La réforme du mode de scrutin, découpant désormais la France en 8 grandes circonscriptions régionales, est censée rapprocher l’élu du citoyen. Soit ! Mais pour que les élus puissent parcourir ces grandes circonscriptions afin d’expliquer les positions prises au Parlement européen et d’écouter les revendications de leurs administrés en plus de tous les débats et de toutes les réunions qui auront lieu à Strasbourg, Bruxelles ou ailleurs, encore faut-il qu’ils en aient le temps ! Le mandat de parlementaire européen est un travail à temps plein et pas un job à mi-temps pour maire désœuvré ou ministre déchu. A ce propos, il serait souhaitable que les partis politiques s’engagent avant le 13 juin sur un code de bonnes conduites visant à garantir l’assiduité de leurs élus au Parlement européen. Parallèlement, seule une réelle européanisation du débat électoral semble pouvoir permettre de sortir du débat « pour ou contre le gouvernement ». Le projet de Constitution élaboré par la convention sur l’avenir de l’Union propose d’ailleurs que le futur Président de la Commission soit issu des élections au Parlement européen et non de marchandages entre Etats, comme cela semble être de nouveau le cas aujourd’hui. Une telle réforme permettrait peut-être de donner aux partis européens une véritable assise de campagne. Unis derrière un candidat, ils pourraient mettre en valeur leur vision de l’Europe de demain et fournir un choix clair pour les électeurs. La constitution de listes transnationales dans des grandes régions européennes viendrait souligner cette européanisation du débat déjà amorcée par la possibilité pour un ressortissant d’un autre Etat membre de l’Union d’être candidat sur une liste en France.

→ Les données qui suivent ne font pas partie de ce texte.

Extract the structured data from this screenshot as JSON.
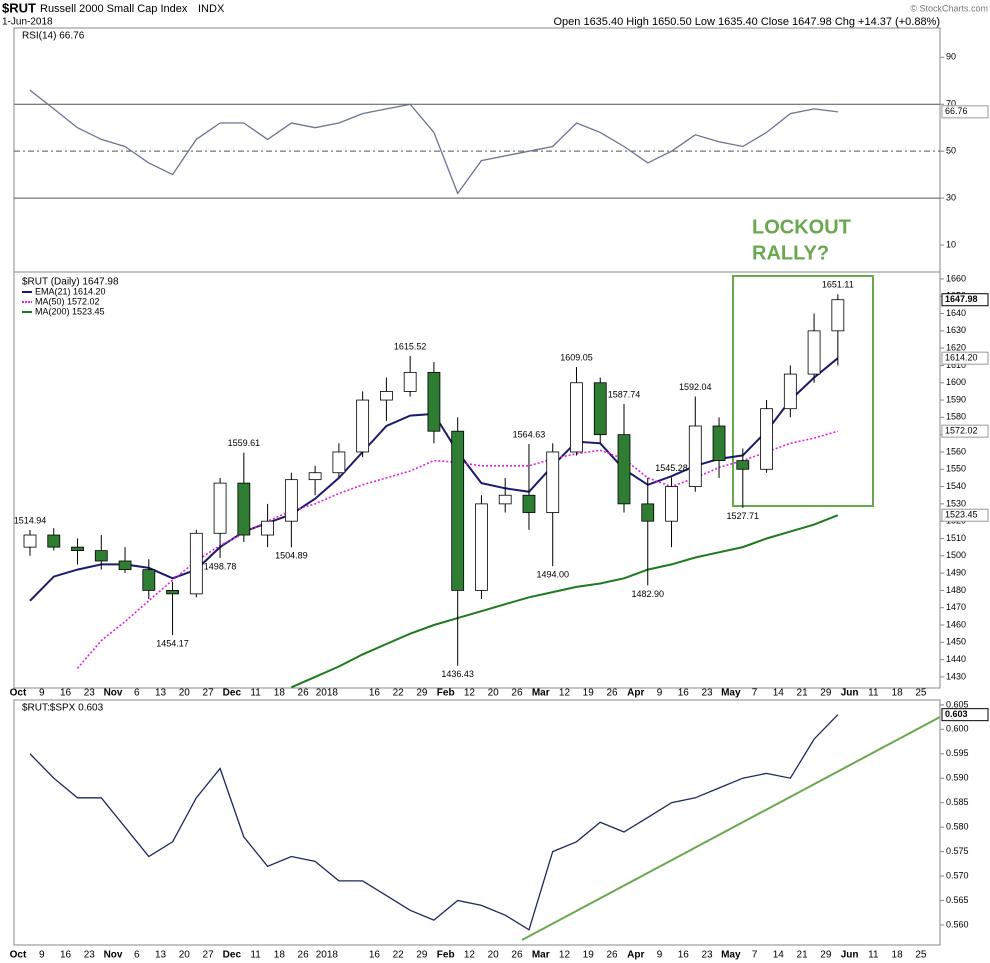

L’Union européenne qui doit aujourd’hui se construire ne se fera plus sur les bases de celles d’hier. Une nouvelle génération fonde de nombreux espoirs dans cette Europe politique naissante, ce qui impose de revoir la façon de faire et de concevoir la politique dans notre pays. La France n’est plus isolée : économiquement, on le sait depuis bien longtemps. Cela est également vrai sur tous les autres sujets de politique publique : sécurité, affaires étrangères, recherche, enseignement supérieur.... Des délégations de pouvoir ont eues lieu successivement et, aujourd’hui, seule une union intime avec nos partenaires européens peut nous permettre de peser sur la scène mondiale. Cette Europe se construit sur le mode fédéral. Ce mot fait encore peur aux Français, car peu savent exactement ce qu’il signifie. Il ne s’agit nullement de construire un super-Etat centralisé à Bruxelles sur le modèle français. Le modèle de la France est justement l’inverse d’une construction fédérale. Il s’agit au contraire, de transférer au niveau européen une partie des compétences que l’Etat ne parvient plus à gérer seul de manière optimale, là où elles y seront gérées de façon plus efficace. Le reste demeure toujours du ressort national ou régional le cas échéant et il ne s’agit nullement de priver nos Etats de leurs prérogatives. Toutes ces délégations de compétences sont des délégations volontaires ! Le fait est que plus de 70% des lois qui s’appliquent à nous au quotidien proviennent aujourd’hui du niveau communautaire. Parmi celles-ci, une part de plus en plus importante est approuvée en codécision par le Parlement européen. Ce Parlement a donc de réels pouvoirs et, a fortiori, de vraies responsabilités.

Les citoyens ne peuvent donc pas se désintéresser de ces élections qui marqueront le début d’une nouvelle Europe. Si l’on veut que la France participe pleinement à ce débat et soit le moteur de ces ambitions nouvelles, il nous faut des Hommes et des Femmes qui portent haut cette volonté ! Mesdames et Messieurs les candidats aux élections européennes, soyez ce « nouveau député européen » ambitieux, motivé et dévoué à ce bel avenir que nous, citoyens européens de la nouvelle génération, pressentons pour cette grande Union européenne de demain.